The Trust Barometer showed that 58% of people globally buy or advocate for brands that align with their values and 60% of people globally choose to work at a place that aligns with their values and beliefs. These statistics demonstrate the call for business to play a more fundamental role in societal policy. But while business ranked well in the survey for competency and ethics, respondents seem to think businesses have work to do when it comes to climate change, economic inequality, workforce reskilling and providing trustworthy information.

[Read more: Learn how you can exercise brand empathy!]

It is now crucial for brands to become players in the general business realm as well as in the corporate social responsibility (CSR) realm. Taking a stand on societal issues and policies and making active attempts to make a difference in your business’s community and beyond is the key to setting your brand apart and gaining the trust of your customers and employees.

Trust is something that businesses have long strived for but often miss the mark on. With the trust in businesses naturally growing due to a distrust in government systems, now is the time to improve your role in the world of social responsibility and figure out where your business stands on major issues. Determine your company values and stick to them. Promote the work that your brand is doing for good through proven strategies like Guaranteed Media Placements . One brand doing this well? Patagonia. Their sustainability efforts have landed them a spot as one of the most responsible brands and their social media has blown up because of it. They stay true to their values and their customers.

[Read More: 4 Ways to Implement Corporate Social Responsibility into Your Marketing Plan]

But it’s more than amping up your corporate social responsibility. Building a better, trustworthy brand requires earning trust from your employees first — after all, they are your biggest, most important advocates. Focusing on company culture is just as important as turning outward to your social impact. Ensuring that employees are happy and feel included and welcomed in your workplace is crucial. If you haven’t already, take time to focus in on your diversity, equity and inclusion efforts, to listen to your employees when they have suggestions or criticisms and to encourage them to talk about what your company is doing well. Putting your best foot forward when it comes to talking about your company culture online is going to go a long way toward improving your company’s public perception.

What does this mean for marketers at these businesses?

Marketers, our job in this effort to build company trust is to work with human resources as well as company leaders to better promote our brand.

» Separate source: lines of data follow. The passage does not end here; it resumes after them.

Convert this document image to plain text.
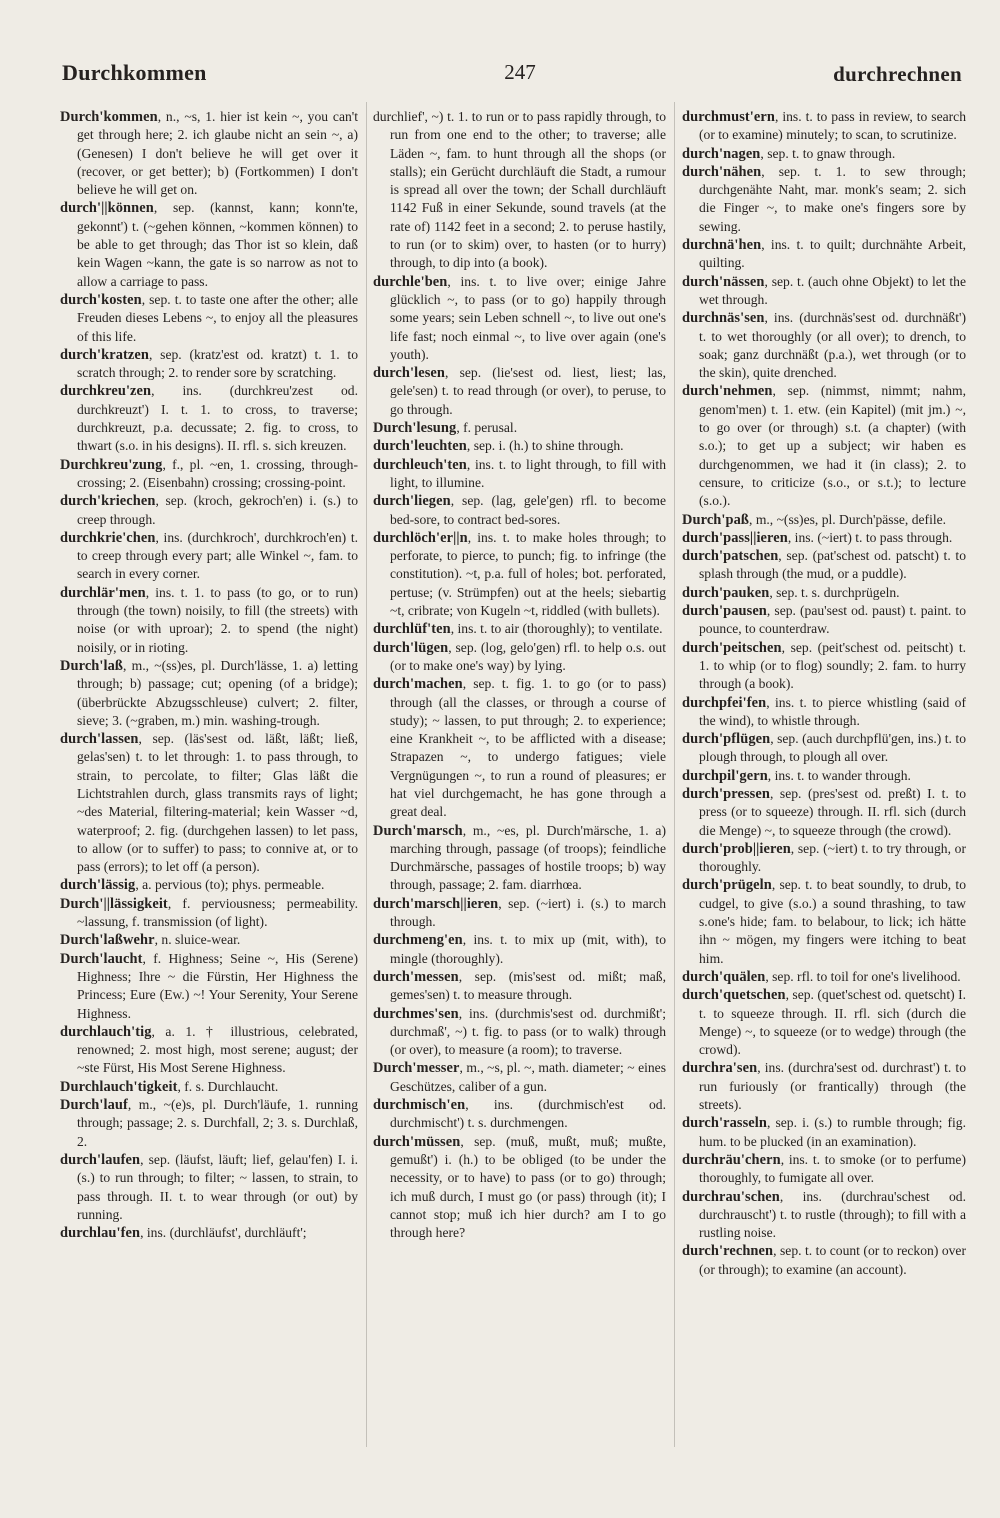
Durchkommen	247	durchrechnen
Durch'kommen, n., ~s, 1. hier ist kein ~, you can't get through here; 2. ich glaube nicht an sein ~, a) (Genesen) I don't believe he will get over it (recover, or get better); b) (Fortkommen) I don't believe he will get on.
durch'||können, sep. (kannst, kann; konn'te, gekonnt') t. (~gehen können, ~kommen können) to be able to get through; das Thor ist so klein, daß kein Wagen ~kann, the gate is so narrow as not to allow a carriage to pass.
durch'kosten, sep. t. to taste one after the other; alle Freuden dieses Lebens ~, to enjoy all the pleasures of this life.
durch'kratzen, sep. (kratz'est od. kratzt) t. 1. to scratch through; 2. to render sore by scratching.
durchkreu'zen, ins. (durchkreu'zest od. durchkreuzt') I. t. 1. to cross, to traverse; durchkreuzt, p.a. decussate; 2. fig. to cross, to thwart (s.o. in his designs). II. rfl. s. sich kreuzen.
Durchkreu'zung, f., pl. ~en, 1. crossing, through-crossing; 2. (Eisenbahn) crossing; crossing-point.
durch'kriechen, sep. (kroch, gekroch'en) i. (s.) to creep through.
durchkrie'chen, ins. (durchkroch', durchkroch'en) t. to creep through every part; alle Winkel ~, fam. to search in every corner.
durchlär'men, ins. t. 1. to pass (to go, or to run) through (the town) noisily, to fill (the streets) with noise (or with uproar); 2. to spend (the night) noisily, or in rioting.
Durch'laß, m., ~(ss)es, pl. Durch'lässe, 1. a) letting through; b) passage; cut; opening (of a bridge); (überbrückte Abzugsschleuse) culvert; 2. filter, sieve; 3. (~graben, m.) min. washing-trough.
durch'lassen, sep. (läs'sest od. läßt, läßt; ließ, gelas'sen) t. to let through: 1. to pass through, to strain, to percolate, to filter; Glas läßt die Lichtstrahlen durch, glass transmits rays of light; ~des Material, filtering-material; kein Wasser ~d, waterproof; 2. fig. (durchgehen lassen) to let pass, to allow (or to suffer) to pass; to connive at, or to pass (errors); to let off (a person).
durch'lässig, a. pervious (to); phys. permeable.
Durch'||lässigkeit, f. perviousness; permeability. ~lassung, f. transmission (of light).
Durch'laßwehr, n. sluice-wear.
Durch'laucht, f. Highness; Seine ~, His (Serene) Highness; Ihre ~ die Fürstin, Her Highness the Princess; Eure (Ew.) ~! Your Serenity, Your Serene Highness.
durchlauch'tig, a. 1. † illustrious, celebrated, renowned; 2. most high, most serene; august; der ~ste Fürst, His Most Serene Highness.
Durchlauch'tigkeit, f. s. Durchlaucht.
Durch'lauf, m., ~(e)s, pl. Durch'läufe, 1. running through; passage; 2. s. Durchfall, 2; 3. s. Durchlaß, 2.
durch'laufen, sep. (läufst, läuft; lief, gelau'fen) I. i. (s.) to run through; to filter; ~ lassen, to strain, to pass through. II. t. to wear through (or out) by running.
durchlau'fen, ins. (durchläufst', durchläuft';
durchlief', ~) t. 1. to run or to pass rapidly through, to run from one end to the other; to traverse; alle Läden ~, fam. to hunt through all the shops (or stalls); ein Gerücht durchläuft die Stadt, a rumour is spread all over the town; der Schall durchläuft 1142 Fuß in einer Sekunde, sound travels (at the rate of) 1142 feet in a second; 2. to peruse hastily, to run (or to skim) over, to hasten (or to hurry) through, to dip into (a book).
durchle'ben, ins. t. to live over; einige Jahre glücklich ~, to pass (or to go) happily through some years; sein Leben schnell ~, to live out one's life fast; noch einmal ~, to live over again (one's youth).
durch'lesen, sep. (lie'sest od. liest, liest; las, gele'sen) t. to read through (or over), to peruse, to go through.
Durch'lesung, f. perusal.
durch'leuchten, sep. i. (h.) to shine through.
durchleuch'ten, ins. t. to light through, to fill with light, to illumine.
durch'liegen, sep. (lag, gele'gen) rfl. to become bed-sore, to contract bed-sores.
durchlöch'er||n, ins. t. to make holes through; to perforate, to pierce, to punch; fig. to infringe (the constitution). ~t, p.a. full of holes; bot. perforated, pertuse; (v. Strümpfen) out at the heels; siebartig ~t, cribrate; von Kugeln ~t, riddled (with bullets).
durchlüf'ten, ins. t. to air (thoroughly); to ventilate.
durch'lügen, sep. (log, gelo'gen) rfl. to help o.s. out (or to make one's way) by lying.
durch'machen, sep. t. fig. 1. to go (or to pass) through (all the classes, or through a course of study); ~ lassen, to put through; 2. to experience; eine Krankheit ~, to be afflicted with a disease; Strapazen ~, to undergo fatigues; viele Vergnügungen ~, to run a round of pleasures; er hat viel durchgemacht, he has gone through a great deal.
Durch'marsch, m., ~es, pl. Durch'märsche, 1. a) marching through, passage (of troops); feindliche Durchmärsche, passages of hostile troops; b) way through, passage; 2. fam. diarrhœa.
durch'marsch||ieren, sep. (~iert) i. (s.) to march through.
durchmeng'en, ins. t. to mix up (mit, with), to mingle (thoroughly).
durch'messen, sep. (mis'sest od. mißt; maß, gemes'sen) t. to measure through.
durchmes'sen, ins. (durchmis'sest od. durchmißt'; durchmaß', ~) t. fig. to pass (or to walk) through (or over), to measure (a room); to traverse.
Durch'messer, m., ~s, pl. ~, math. diameter; ~ eines Geschützes, caliber of a gun.
durchmisch'en, ins. (durchmisch'est od. durchmischt') t. s. durchmengen.
durch'müssen, sep. (muß, mußt, muß; mußte, gemußt') i. (h.) to be obliged (to be under the necessity, or to have) to pass (or to go) through; ich muß durch, I must go (or pass) through (it); I cannot stop; muß ich hier durch? am I to go through here?
durchmust'ern, ins. t. to pass in review, to search (or to examine) minutely; to scan, to scrutinize.
durch'nagen, sep. t. to gnaw through.
durch'nähen, sep. t. 1. to sew through; durchgenähte Naht, mar. monk's seam; 2. sich die Finger ~, to make one's fingers sore by sewing.
durchnä'hen, ins. t. to quilt; durchnähte Arbeit, quilting.
durch'nässen, sep. t. (auch ohne Objekt) to let the wet through.
durchnäs'sen, ins. (durchnäs'sest od. durchnäßt') t. to wet thoroughly (or all over); to drench, to soak; ganz durchnäßt (p.a.), wet through (or to the skin), quite drenched.
durch'nehmen, sep. (nimmst, nimmt; nahm, genom'men) t. 1. etw. (ein Kapitel) (mit jm.) ~, to go over (or through) s.t. (a chapter) (with s.o.); to get up a subject; wir haben es durchgenommen, we had it (in class); 2. to censure, to criticize (s.o., or s.t.); to lecture (s.o.).
Durch'paß, m., ~(ss)es, pl. Durch'pässe, defile.
durch'pass||ieren, ins. (~iert) t. to pass through.
durch'patschen, sep. (pat'schest od. patscht) t. to splash through (the mud, or a puddle).
durch'pauken, sep. t. s. durchprügeln.
durch'pausen, sep. (pau'sest od. paust) t. paint. to pounce, to counterdraw.
durch'peitschen, sep. (peit'schest od. peitscht) t. 1. to whip (or to flog) soundly; 2. fam. to hurry through (a book).
durchpfei'fen, ins. t. to pierce whistling (said of the wind), to whistle through.
durch'pflügen, sep. (auch durchpflü'gen, ins.) t. to plough through, to plough all over.
durchpil'gern, ins. t. to wander through.
durch'pressen, sep. (pres'sest od. preßt) I. t. to press (or to squeeze) through. II. rfl. sich (durch die Menge) ~, to squeeze through (the crowd).
durch'prob||ieren, sep. (~iert) t. to try through, or thoroughly.
durch'prügeln, sep. t. to beat soundly, to drub, to cudgel, to give (s.o.) a sound thrashing, to taw s.one's hide; fam. to belabour, to lick; ich hätte ihn ~ mögen, my fingers were itching to beat him.
durch'quälen, sep. rfl. to toil for one's livelihood.
durch'quetschen, sep. (quet'schest od. quetscht) I. t. to squeeze through. II. rfl. sich (durch die Menge) ~, to squeeze (or to wedge) through (the crowd).
durchra'sen, ins. (durchra'sest od. durchrast') t. to run furiously (or frantically) through (the streets).
durch'rasseln, sep. i. (s.) to rumble through; fig. hum. to be plucked (in an examination).
durchräu'chern, ins. t. to smoke (or to perfume) thoroughly, to fumigate all over.
durchrau'schen, ins. (durchrau'schest od. durchrauscht') t. to rustle (through); to fill with a rustling noise.
durch'rechnen, sep. t. to count (or to reckon) over (or through); to examine (an account).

Employer branding is huge these days, and when it comes to building trust, there’s no better way to do it. Continue the conversation through media placements, on social media, in blog posts, on website landing pages, in email outreach — wherever you’re reaching your audience, make sure to take a break from your general marketing messages to promote yourself and the work your company is doing internally and for society. This will better demonstrate brand empathy and transparency, showing you’re a company that cares.

It’s in your control to position your brand as a social leader, one that’s making a difference in its community and beyond. By initiating that line of communication between human resources, company leaders and whoever else might be involved in CSR efforts, you’re opening up a greater conversation about the impact your company is making.

Trust is hard to gain and easy to lose

Focusing on creating content that drives concrete opportunities into your sales funnel might seem like the obvious place to spend your time in marketing. But failing to construct strong employer branding and corporate social responsibility within your company will result in fewer customers over time and a less trustworthy brand. And if you’re not living out your values, another brand taking active initiatives in society will surely take control of your industry.

Take the time to invest in your corporate social responsibility initiatives — from a business standpoint as well as a citizen’s standpoint, it makes sense to invest in initiatives that have a greater benefit outside of your organization.